At its recent meeting in Bratislava, Slovakia, the assembly called on Ukraine to ensure that upcoming presidential elections are "fair, free and transparent," and stated that Kuchma was "due to step down after his second term expires in October."
That appeared to fit in with the facts in that Kuchma, 65, has said he would not be a candidate in the elections, even if the constitutional court has declared he is eligible to seek a fresh mandate.
But Vassyl Baziv, the head of the president's administrative office, declared the statement to be "interference in the internal affairs of a sovereign country."

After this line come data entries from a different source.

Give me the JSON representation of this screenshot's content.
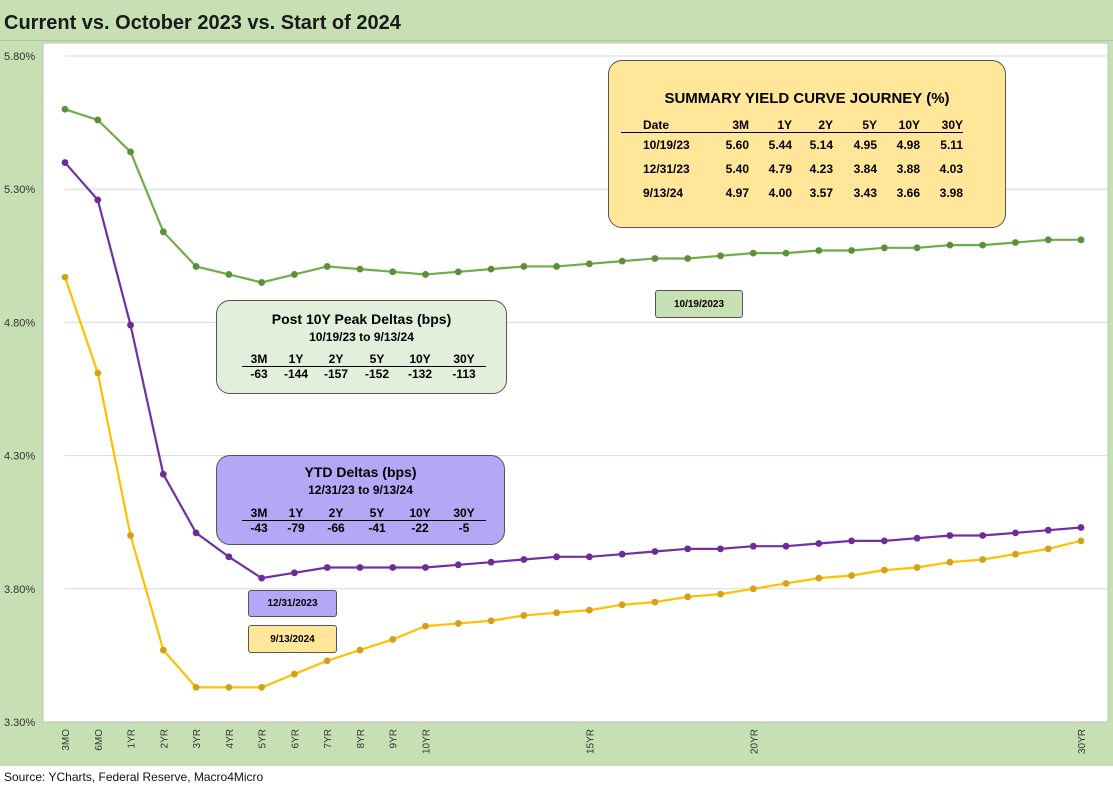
{
  "title": "Current vs. October 2023 vs. Start of 2024",
  "source": "Source: YCharts, Federal Reserve, Macro4Micro",
  "colors": {
    "series_2023_10": "#70ad47",
    "series_2023_12": "#7030a0",
    "series_2024_09": "#ffc000"
  },
  "chart_data": {
    "type": "line",
    "title": "Current vs. October 2023 vs. Start of 2024",
    "xlabel": "",
    "ylabel": "",
    "ylim": [
      3.3,
      5.8
    ],
    "yticks": [
      "5.80%",
      "5.30%",
      "4.80%",
      "4.30%",
      "3.80%",
      "3.30%"
    ],
    "ytick_values": [
      5.8,
      5.3,
      4.8,
      4.3,
      3.8,
      3.3
    ],
    "grid": true,
    "x": [
      "3MO",
      "6MO",
      "1YR",
      "2YR",
      "3YR",
      "4YR",
      "5YR",
      "6YR",
      "7YR",
      "8YR",
      "9YR",
      "10YR",
      "11",
      "12",
      "13",
      "14",
      "15YR",
      "16",
      "17",
      "18",
      "19",
      "20YR",
      "21",
      "22",
      "23",
      "24",
      "25",
      "26",
      "27",
      "28",
      "29",
      "30YR"
    ],
    "xtick_labels": [
      "3MO",
      "6MO",
      "1YR",
      "2YR",
      "3YR",
      "4YR",
      "5YR",
      "6YR",
      "7YR",
      "8YR",
      "9YR",
      "10YR",
      "",
      "",
      "",
      "",
      "15YR",
      "",
      "",
      "",
      "",
      "20YR",
      "",
      "",
      "",
      "",
      "",
      "",
      "",
      "",
      "",
      "30YR"
    ],
    "series": [
      {
        "name": "10/19/2023",
        "color": "#70ad47",
        "values": [
          5.6,
          5.56,
          5.44,
          5.14,
          5.01,
          4.98,
          4.95,
          4.98,
          5.01,
          5.0,
          4.99,
          4.98,
          4.99,
          5.0,
          5.01,
          5.01,
          5.02,
          5.03,
          5.04,
          5.04,
          5.05,
          5.06,
          5.06,
          5.07,
          5.07,
          5.08,
          5.08,
          5.09,
          5.09,
          5.1,
          5.11,
          5.11
        ]
      },
      {
        "name": "12/31/2023",
        "color": "#7030a0",
        "values": [
          5.4,
          5.26,
          4.79,
          4.23,
          4.01,
          3.92,
          3.84,
          3.86,
          3.88,
          3.88,
          3.88,
          3.88,
          3.89,
          3.9,
          3.91,
          3.92,
          3.92,
          3.93,
          3.94,
          3.95,
          3.95,
          3.96,
          3.96,
          3.97,
          3.98,
          3.98,
          3.99,
          4.0,
          4.0,
          4.01,
          4.02,
          4.03
        ]
      },
      {
        "name": "9/13/2024",
        "color": "#ffc000",
        "values": [
          4.97,
          4.61,
          4.0,
          3.57,
          3.43,
          3.43,
          3.43,
          3.48,
          3.53,
          3.57,
          3.61,
          3.66,
          3.67,
          3.68,
          3.7,
          3.71,
          3.72,
          3.74,
          3.75,
          3.77,
          3.78,
          3.8,
          3.82,
          3.84,
          3.85,
          3.87,
          3.88,
          3.9,
          3.91,
          3.93,
          3.95,
          3.98
        ]
      }
    ]
  },
  "summary_box": {
    "title": "SUMMARY YIELD CURVE JOURNEY (%)",
    "headers": [
      "Date",
      "3M",
      "1Y",
      "2Y",
      "5Y",
      "10Y",
      "30Y"
    ],
    "rows": [
      [
        "10/19/23",
        "5.60",
        "5.44",
        "5.14",
        "4.95",
        "4.98",
        "5.11"
      ],
      [
        "12/31/23",
        "5.40",
        "4.79",
        "4.23",
        "3.84",
        "3.88",
        "4.03"
      ],
      [
        "9/13/24",
        "4.97",
        "4.00",
        "3.57",
        "3.43",
        "3.66",
        "3.98"
      ]
    ],
    "bg": "#ffe699"
  },
  "post_box": {
    "title": "Post 10Y Peak Deltas (bps)",
    "subtitle": "10/19/23 to 9/13/24",
    "headers": [
      "3M",
      "1Y",
      "2Y",
      "5Y",
      "10Y",
      "30Y"
    ],
    "values": [
      "-63",
      "-144",
      "-157",
      "-152",
      "-132",
      "-113"
    ],
    "bg": "#e2efda"
  },
  "ytd_box": {
    "title": "YTD Deltas (bps)",
    "subtitle": "12/31/23 to 9/13/24",
    "headers": [
      "3M",
      "1Y",
      "2Y",
      "5Y",
      "10Y",
      "30Y"
    ],
    "values": [
      "-43",
      "-79",
      "-66",
      "-41",
      "-22",
      "-5"
    ],
    "bg": "#b4a7f6"
  },
  "labels": {
    "green": {
      "text": "10/19/2023",
      "bg": "#c6e0b4"
    },
    "purple": {
      "text": "12/31/2023",
      "bg": "#b4a7f6"
    },
    "gold": {
      "text": "9/13/2024",
      "bg": "#ffe699"
    }
  }
}
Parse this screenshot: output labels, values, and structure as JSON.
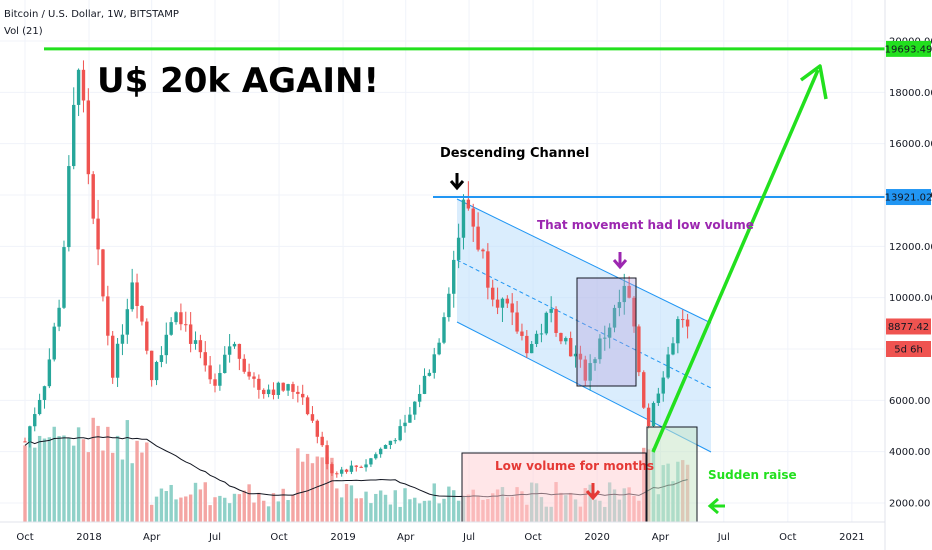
{
  "header": {
    "symbol_line": "Bitcoin / U.S. Dollar, 1W, BITSTAMP",
    "volume_line": "Vol (21)"
  },
  "colors": {
    "up": "#26a69a",
    "down": "#ef5350",
    "vol_up": "#8fd1c8",
    "vol_down": "#f4a5a3",
    "green_line": "#22e01e",
    "blue_line": "#2196f3",
    "channel_fill": "#bbdefb",
    "purple": "#9c27b0",
    "red_text": "#e53935",
    "text": "#131722"
  },
  "chart_data": {
    "type": "candlestick",
    "title": "Bitcoin / U.S. Dollar, 1W, BITSTAMP",
    "indicator": "Vol (21)",
    "x_range": [
      "2017-09-25",
      "2021-02-01"
    ],
    "y_range": [
      1600,
      21200
    ],
    "x_tick_labels": [
      "Oct",
      "2018",
      "Apr",
      "Jul",
      "Oct",
      "2019",
      "Apr",
      "Jul",
      "Oct",
      "2020",
      "Apr",
      "Jul",
      "Oct",
      "2021"
    ],
    "y_tick_labels": [
      "2000.00",
      "4000.00",
      "6000.00",
      "8000.00",
      "10000.00",
      "12000.00",
      "14000.00",
      "16000.00",
      "18000.00",
      "20000.00"
    ],
    "price_labels": [
      {
        "value": 19693.49,
        "text": "19693.49",
        "color": "#22e01e"
      },
      {
        "value": 13921.02,
        "text": "13921.02",
        "color": "#2196f3"
      },
      {
        "value": 8877.42,
        "text": "8877.42",
        "color": "#ef5350"
      },
      {
        "value": 8000,
        "text": "5d 6h",
        "color": "#ef5350"
      }
    ],
    "price_series": [
      {
        "date": "2017-10-01",
        "close": 4400
      },
      {
        "date": "2017-11-01",
        "close": 7000
      },
      {
        "date": "2017-11-20",
        "close": 10000
      },
      {
        "date": "2017-12-17",
        "close": 19600
      },
      {
        "date": "2018-01-01",
        "close": 14000
      },
      {
        "date": "2018-02-05",
        "close": 7000
      },
      {
        "date": "2018-03-05",
        "close": 11000
      },
      {
        "date": "2018-04-01",
        "close": 7000
      },
      {
        "date": "2018-05-06",
        "close": 9800
      },
      {
        "date": "2018-07-01",
        "close": 6300
      },
      {
        "date": "2018-07-24",
        "close": 8300
      },
      {
        "date": "2018-09-01",
        "close": 6500
      },
      {
        "date": "2018-11-01",
        "close": 6400
      },
      {
        "date": "2018-12-15",
        "close": 3200
      },
      {
        "date": "2019-02-01",
        "close": 3500
      },
      {
        "date": "2019-04-01",
        "close": 5000
      },
      {
        "date": "2019-05-15",
        "close": 8000
      },
      {
        "date": "2019-06-26",
        "close": 13900
      },
      {
        "date": "2019-08-01",
        "close": 10500
      },
      {
        "date": "2019-09-25",
        "close": 8000
      },
      {
        "date": "2019-10-26",
        "close": 9400
      },
      {
        "date": "2019-12-15",
        "close": 7000
      },
      {
        "date": "2020-02-13",
        "close": 10400
      },
      {
        "date": "2020-03-13",
        "close": 4900
      },
      {
        "date": "2020-04-01",
        "close": 6800
      },
      {
        "date": "2020-04-30",
        "close": 9400
      },
      {
        "date": "2020-05-12",
        "close": 8877
      }
    ],
    "annotations": {
      "headline": "U$ 20k AGAIN!",
      "channel_label": "Descending Channel",
      "low_volume_movement": "That movement had low volume",
      "low_volume_months": "Low volume for months",
      "sudden_raise": "Sudden raise"
    },
    "levels": [
      {
        "name": "resistance-20k",
        "value": 19693.49
      },
      {
        "name": "channel-top",
        "value": 13921.02
      }
    ]
  }
}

"When the president departs is an affair of President Kuchma and the Ukrainian people, and not of a a foreign parliamentary assembly," Baziv added. "Today, they are giving orders to Kuchma and tomorrow they will be giving orders to a new Ukrainian president."
The NATO assembly is made up of parliamentarians from the 26 member countries, and has no executive role.
Kuchma has sought to position Ukraine for membership in NATO and distance itself from the dominating influence of its larger eastern neighbor Russia, on which it relies for its energy supplies.
Ukraine is a member of the Partnership for Peace program that NATO has set up for Eastern European republics, and has staged a series of joint military exercises with the alliance.
In addition, Kuchma has been invited to attend the NATO summit meeting in Istanbul June 28 and 29.
However, he has been frequently criticized for his record on media freedom and human rights.